<
<  At 3:43 PM -0500 12/28/00, Ross Wm. Rader wrote:
<
<  >The information that I think that you are referring to is already being
<  >shared with the world via whois, zone files etc.
<
<  Question:
<
<  Will they find out that information before or after it becomes
<  committed to
<  the public sources of information (e.g., the whois db).

Whois is updated by Tucows almost instantaneously, zone files are published
once every 24 hrs.

<
<  How about how many domain names Derek's Customer Inc. has purchased?
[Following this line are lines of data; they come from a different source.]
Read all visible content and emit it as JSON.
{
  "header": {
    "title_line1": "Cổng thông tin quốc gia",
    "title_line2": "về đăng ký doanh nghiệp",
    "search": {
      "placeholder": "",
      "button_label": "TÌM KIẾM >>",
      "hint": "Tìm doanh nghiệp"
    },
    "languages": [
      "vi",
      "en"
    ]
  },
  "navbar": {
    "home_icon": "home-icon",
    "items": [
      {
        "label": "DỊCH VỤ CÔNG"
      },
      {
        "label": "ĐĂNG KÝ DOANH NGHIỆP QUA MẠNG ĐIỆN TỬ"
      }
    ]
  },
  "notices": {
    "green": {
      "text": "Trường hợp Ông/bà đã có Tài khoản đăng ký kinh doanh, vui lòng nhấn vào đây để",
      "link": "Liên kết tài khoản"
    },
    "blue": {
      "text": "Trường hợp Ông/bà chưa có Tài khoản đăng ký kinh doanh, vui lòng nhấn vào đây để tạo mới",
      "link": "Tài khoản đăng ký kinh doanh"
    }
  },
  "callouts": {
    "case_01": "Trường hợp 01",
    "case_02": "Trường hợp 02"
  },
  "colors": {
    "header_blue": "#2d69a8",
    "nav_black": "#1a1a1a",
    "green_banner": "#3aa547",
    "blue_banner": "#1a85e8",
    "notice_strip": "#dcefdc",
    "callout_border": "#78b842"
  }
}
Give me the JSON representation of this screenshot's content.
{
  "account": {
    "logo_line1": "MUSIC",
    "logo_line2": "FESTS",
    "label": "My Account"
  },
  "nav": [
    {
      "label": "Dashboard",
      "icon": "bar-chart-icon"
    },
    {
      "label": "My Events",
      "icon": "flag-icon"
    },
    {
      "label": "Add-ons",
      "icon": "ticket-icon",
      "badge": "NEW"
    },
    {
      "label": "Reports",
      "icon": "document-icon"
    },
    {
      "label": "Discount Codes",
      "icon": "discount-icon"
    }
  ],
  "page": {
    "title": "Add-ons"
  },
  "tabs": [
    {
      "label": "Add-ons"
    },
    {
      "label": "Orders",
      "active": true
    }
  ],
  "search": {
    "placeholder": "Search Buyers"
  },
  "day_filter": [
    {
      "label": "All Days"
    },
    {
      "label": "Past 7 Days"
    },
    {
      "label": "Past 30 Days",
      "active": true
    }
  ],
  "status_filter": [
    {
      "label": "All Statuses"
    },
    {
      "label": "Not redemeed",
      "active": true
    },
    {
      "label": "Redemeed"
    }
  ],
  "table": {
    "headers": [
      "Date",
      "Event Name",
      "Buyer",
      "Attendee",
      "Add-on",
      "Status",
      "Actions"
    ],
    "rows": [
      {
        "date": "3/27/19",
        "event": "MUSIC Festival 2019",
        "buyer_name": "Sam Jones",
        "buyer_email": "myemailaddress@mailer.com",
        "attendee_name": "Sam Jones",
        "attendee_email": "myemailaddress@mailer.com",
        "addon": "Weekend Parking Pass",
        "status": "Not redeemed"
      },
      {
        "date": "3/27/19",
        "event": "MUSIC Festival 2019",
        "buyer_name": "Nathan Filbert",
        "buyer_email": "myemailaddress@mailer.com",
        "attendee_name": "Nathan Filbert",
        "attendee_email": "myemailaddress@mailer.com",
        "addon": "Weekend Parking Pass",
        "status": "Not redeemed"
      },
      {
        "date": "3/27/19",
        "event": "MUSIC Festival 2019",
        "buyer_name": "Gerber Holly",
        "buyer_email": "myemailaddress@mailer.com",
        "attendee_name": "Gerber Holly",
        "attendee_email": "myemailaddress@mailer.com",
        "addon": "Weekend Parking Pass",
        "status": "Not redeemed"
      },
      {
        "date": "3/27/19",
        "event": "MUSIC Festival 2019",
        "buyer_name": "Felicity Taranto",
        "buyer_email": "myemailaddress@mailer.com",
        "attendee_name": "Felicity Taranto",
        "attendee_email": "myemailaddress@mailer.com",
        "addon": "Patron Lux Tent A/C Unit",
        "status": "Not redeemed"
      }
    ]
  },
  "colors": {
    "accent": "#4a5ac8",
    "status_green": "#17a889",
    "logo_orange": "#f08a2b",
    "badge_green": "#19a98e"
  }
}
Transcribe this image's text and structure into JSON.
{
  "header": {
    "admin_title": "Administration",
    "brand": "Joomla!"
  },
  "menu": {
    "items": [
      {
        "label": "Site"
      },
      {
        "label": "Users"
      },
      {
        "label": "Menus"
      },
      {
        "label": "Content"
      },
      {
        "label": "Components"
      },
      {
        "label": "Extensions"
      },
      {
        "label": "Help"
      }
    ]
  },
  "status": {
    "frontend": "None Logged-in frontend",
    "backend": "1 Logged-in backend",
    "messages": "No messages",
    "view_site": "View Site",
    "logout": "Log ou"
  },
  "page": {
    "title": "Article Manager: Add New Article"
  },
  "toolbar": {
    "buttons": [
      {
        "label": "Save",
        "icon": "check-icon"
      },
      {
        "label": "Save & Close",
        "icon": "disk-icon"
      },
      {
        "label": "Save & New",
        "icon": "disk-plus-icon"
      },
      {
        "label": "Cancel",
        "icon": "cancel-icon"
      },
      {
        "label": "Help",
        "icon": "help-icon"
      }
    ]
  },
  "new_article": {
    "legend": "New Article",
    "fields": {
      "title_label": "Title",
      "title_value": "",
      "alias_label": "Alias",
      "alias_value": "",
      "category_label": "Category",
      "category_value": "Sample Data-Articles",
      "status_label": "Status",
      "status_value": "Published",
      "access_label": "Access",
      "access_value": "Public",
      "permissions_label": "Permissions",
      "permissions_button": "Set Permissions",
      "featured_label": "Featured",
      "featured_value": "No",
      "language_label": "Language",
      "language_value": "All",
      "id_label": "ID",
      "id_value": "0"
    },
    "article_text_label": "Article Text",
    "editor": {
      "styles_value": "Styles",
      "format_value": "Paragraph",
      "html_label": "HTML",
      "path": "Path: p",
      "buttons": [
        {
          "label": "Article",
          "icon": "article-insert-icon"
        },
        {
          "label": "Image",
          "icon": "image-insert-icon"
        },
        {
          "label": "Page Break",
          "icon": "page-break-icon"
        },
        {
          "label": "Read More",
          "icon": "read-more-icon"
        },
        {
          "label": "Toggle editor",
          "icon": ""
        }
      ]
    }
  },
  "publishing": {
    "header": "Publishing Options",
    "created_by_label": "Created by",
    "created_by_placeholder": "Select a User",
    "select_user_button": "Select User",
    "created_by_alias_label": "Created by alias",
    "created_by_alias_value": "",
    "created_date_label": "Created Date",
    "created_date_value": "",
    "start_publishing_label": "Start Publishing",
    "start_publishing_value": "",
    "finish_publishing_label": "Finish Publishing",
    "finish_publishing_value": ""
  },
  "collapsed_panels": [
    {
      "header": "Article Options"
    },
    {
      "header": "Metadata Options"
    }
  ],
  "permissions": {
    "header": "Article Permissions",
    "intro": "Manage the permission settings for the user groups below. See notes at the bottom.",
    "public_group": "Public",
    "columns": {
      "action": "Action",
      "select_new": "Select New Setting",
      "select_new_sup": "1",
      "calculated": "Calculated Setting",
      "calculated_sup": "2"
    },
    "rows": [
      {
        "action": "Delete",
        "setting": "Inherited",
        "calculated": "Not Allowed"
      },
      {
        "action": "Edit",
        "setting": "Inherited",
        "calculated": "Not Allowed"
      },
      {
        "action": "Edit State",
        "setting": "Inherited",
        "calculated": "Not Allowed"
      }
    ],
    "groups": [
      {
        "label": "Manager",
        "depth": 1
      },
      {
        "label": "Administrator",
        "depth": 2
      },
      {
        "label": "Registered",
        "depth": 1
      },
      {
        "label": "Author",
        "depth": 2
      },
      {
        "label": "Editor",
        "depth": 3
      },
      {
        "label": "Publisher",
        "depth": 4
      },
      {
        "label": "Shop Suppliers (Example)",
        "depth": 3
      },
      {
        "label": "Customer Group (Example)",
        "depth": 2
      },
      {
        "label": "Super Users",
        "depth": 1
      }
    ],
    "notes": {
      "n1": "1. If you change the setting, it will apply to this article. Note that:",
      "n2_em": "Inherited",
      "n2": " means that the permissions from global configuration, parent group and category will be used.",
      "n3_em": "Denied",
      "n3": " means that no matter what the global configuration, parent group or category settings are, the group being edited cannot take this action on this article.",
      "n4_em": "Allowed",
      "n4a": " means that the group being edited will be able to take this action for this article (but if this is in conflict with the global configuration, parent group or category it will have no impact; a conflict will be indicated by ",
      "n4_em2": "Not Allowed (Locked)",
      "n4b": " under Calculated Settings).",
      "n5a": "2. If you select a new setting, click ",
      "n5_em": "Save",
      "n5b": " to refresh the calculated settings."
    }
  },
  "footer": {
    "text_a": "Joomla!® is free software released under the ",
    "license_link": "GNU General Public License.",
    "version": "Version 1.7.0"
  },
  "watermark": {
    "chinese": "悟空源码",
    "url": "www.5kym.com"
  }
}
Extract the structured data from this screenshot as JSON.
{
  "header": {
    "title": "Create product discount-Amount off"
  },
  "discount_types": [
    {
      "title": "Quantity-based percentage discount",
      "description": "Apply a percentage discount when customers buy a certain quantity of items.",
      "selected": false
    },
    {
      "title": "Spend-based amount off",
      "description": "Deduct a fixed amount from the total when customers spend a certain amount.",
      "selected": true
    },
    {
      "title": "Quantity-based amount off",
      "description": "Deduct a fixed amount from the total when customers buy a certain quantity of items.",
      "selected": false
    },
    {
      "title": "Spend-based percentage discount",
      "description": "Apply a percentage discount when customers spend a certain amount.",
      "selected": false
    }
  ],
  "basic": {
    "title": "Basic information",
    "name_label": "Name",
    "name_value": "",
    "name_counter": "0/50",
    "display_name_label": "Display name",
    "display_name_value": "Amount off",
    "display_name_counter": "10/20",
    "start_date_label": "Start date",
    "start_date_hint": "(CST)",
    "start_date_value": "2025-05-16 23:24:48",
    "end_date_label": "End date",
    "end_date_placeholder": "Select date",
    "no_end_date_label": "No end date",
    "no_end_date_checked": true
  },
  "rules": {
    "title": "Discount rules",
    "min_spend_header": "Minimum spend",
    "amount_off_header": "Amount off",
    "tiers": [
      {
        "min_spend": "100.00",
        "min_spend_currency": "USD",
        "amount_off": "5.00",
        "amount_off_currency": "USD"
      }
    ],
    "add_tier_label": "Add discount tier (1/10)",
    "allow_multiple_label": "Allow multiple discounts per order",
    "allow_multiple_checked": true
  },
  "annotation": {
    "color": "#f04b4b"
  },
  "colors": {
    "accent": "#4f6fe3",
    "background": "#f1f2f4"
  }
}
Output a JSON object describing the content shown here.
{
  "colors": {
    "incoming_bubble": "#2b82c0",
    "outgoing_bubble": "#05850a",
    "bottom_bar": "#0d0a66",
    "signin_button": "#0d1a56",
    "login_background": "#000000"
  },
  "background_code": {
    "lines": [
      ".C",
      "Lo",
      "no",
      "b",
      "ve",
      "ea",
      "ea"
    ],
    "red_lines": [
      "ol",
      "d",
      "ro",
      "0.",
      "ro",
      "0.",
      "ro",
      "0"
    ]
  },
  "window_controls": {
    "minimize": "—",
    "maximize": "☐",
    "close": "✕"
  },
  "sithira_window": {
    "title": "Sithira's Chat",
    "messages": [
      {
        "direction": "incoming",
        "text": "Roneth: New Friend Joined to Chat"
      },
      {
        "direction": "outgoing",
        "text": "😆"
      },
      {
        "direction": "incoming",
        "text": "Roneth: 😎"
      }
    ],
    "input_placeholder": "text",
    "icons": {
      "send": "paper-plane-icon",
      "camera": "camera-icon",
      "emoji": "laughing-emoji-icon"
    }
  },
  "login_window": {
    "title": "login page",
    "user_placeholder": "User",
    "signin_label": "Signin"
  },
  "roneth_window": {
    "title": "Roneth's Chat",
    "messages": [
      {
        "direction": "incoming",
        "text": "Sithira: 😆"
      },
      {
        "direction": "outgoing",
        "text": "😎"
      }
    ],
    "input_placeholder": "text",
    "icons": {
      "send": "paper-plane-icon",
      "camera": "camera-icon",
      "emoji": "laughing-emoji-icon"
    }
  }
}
Easier to determine under the current system than one might think.

<
<  And again, do they get this information in a manner that is on equal
<  footing with others and at the same time as others (e.g., at the
<  same time
<  as the registry whois db is updated, etc.)
<
<  >The privacy issues already exist. It basically boils down to the reality
<  >that if you don't want people to know anything about your registration
<  >activities, then don't register a domain name.
<
<  No, it boils down to "I don't want people to know about my domain name
<  registration activities until after my activities are
<  completed."  After I
<  register a domain name, when it is listed in the public information
<  sources, then you have a "right" (loosely defined) to know that I have
<  registered a domain. When my domain ceases to be listed in the whois
<  servers, that's when you have a "right" to know it is gone. The
<  same as any
<  other schmoe on the net, and with the same chances of success for
<  registering it.
<
<  Further, if they are getting notified about non-zonefile changes (e.g.,
<  changes to contacts, organization names, etc.) that makes what was once
<  very public but very hard to abuse data (e.g., its hard to scan every
<  domain's whois record daily looking for contact changes) into basically
<  "whois diff's", which is easily abused with very little gain to the
<  domain-holder.

But it still comes down to a temporal distinction. All they purport to have
done is made this discovery process more efficient. I make no claims as to
the worth of this effort, just simply that they have improved on the
existing discovery mechanisms.

<  There are two issues:
<
<  1.) Timeliness of data: SnapNames has no right to receive the data about
<  changes/additions/deletions before anyone else does.

Agreed.


<
<  2.) Obscurity of whois data: Previously the data in WHOIS was
<  difficult to
<  parse daily for changes across the entire namespace. If
<  SnapNames is given
<  daily update information about organization/contact changes, that's a
<  radical change in the level of annoyance from what we've grown
<  to accept in
<  WHOIS abuse. Near as I can tell, nothing grants them under the ICANN
<  agreements any rights to request what amount to diff's on the WHOIS
<  database.

That "change" is in practice today. ICANN mandates that registrars provide a
copy of the entire whois database to whomever asks. Period.